We both exclaimed at how long we had been waiting for this moment -- for a new agreement that will be implemented in the coming years. From the Rustbelt of the United States to the shores of the Philippines, youth are ready to see our future as a driving force of the Paris Agreement.
Here are some of the policy areas that civil society is paying close attention to:
Lots of options remain on the table, which is nice but also terrifying
Debate about “climate neutrality” vs “decarbonization”
What is “long term”? 2050? 2060-2080? By the end of the century?

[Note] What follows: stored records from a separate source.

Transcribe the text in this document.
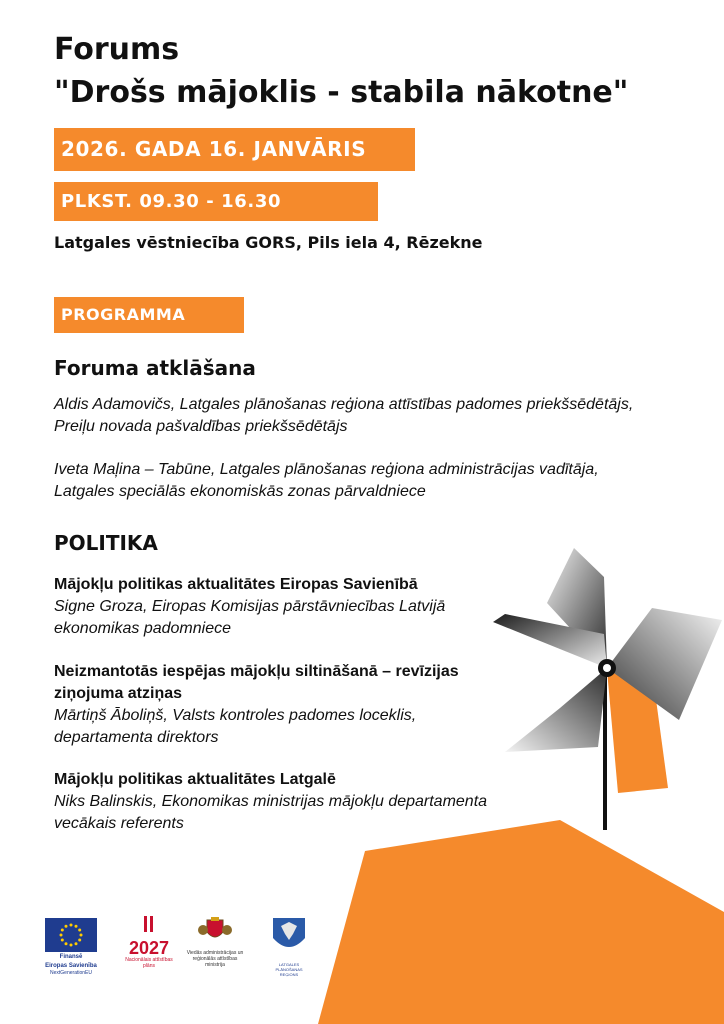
Forums
"Drošs mājoklis - stabila nākotne"
2026. GADA 16. JANVĀRIS
PLKST. 09.30 - 16.30
Latgales vēstniecība GORS, Pils iela 4, Rēzekne
PROGRAMMA
Foruma atklāšana

Aldis Adamovičs, Latgales plānošanas reģiona attīstības padomes priekšsēdētājs, Preiļu novada pašvaldības priekšsēdētājs

Iveta Maļina – Tabūne, Latgales plānošanas reģiona administrācijas vadītāja, Latgales speciālās ekonomiskās zonas pārvaldniece

POLITIKA

Mājokļu politikas aktualitātes Eiropas Savienībā

Signe Groza, Eiropas Komisijas pārstāvniecības Latvijā ekonomikas padomniece

Neizmantotās iespējas mājokļu siltināšanā – revīzijas ziņojuma atziņas

Mārtiņš Āboliņš, Valsts kontroles padomes loceklis, departamenta direktors

Mājokļu politikas aktualitātes Latgalē

Niks Balinskis, Ekonomikas ministrijas mājokļu departamenta vecākais referents

Finansē
Eiropas Savienība
NextGenerationEU
2027
Nacionālais attīstības plāns
Viedās administrācijas un reģionālās attīstības ministrija	LATGALES PLĀNOŠANAS REĢIONS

What temperature are we talking about? 1.5 degrees? 2?
Loss and Damage
Discussion about if this will remain a distinct article
Climate Vulnerable Forum is keeping L&D in play
Negotiation about liability
Article 2.2 very much in danger, and it includes critical language about human rights and underrepresented constituencies
If Article 2 language rooted in equity is moved to the preamble, it will not be an operational component of the agreement
Over the weekend, thousands of people in Paris participated in additional conferences and workshops spaces, and many groups organized moments of expression to drive ambition leading into week two. I have had the luck to see youth and other members of civil society gear up for one of the most important weeks in climate policy history. As we look closely at the grains of sand (options in the draft text) and broadly at the forces orbiting the text, the scene is both overwhelming and inspiring. I am on the edge of my seat at COP21 in Paris, and cannot wait to see what comes next.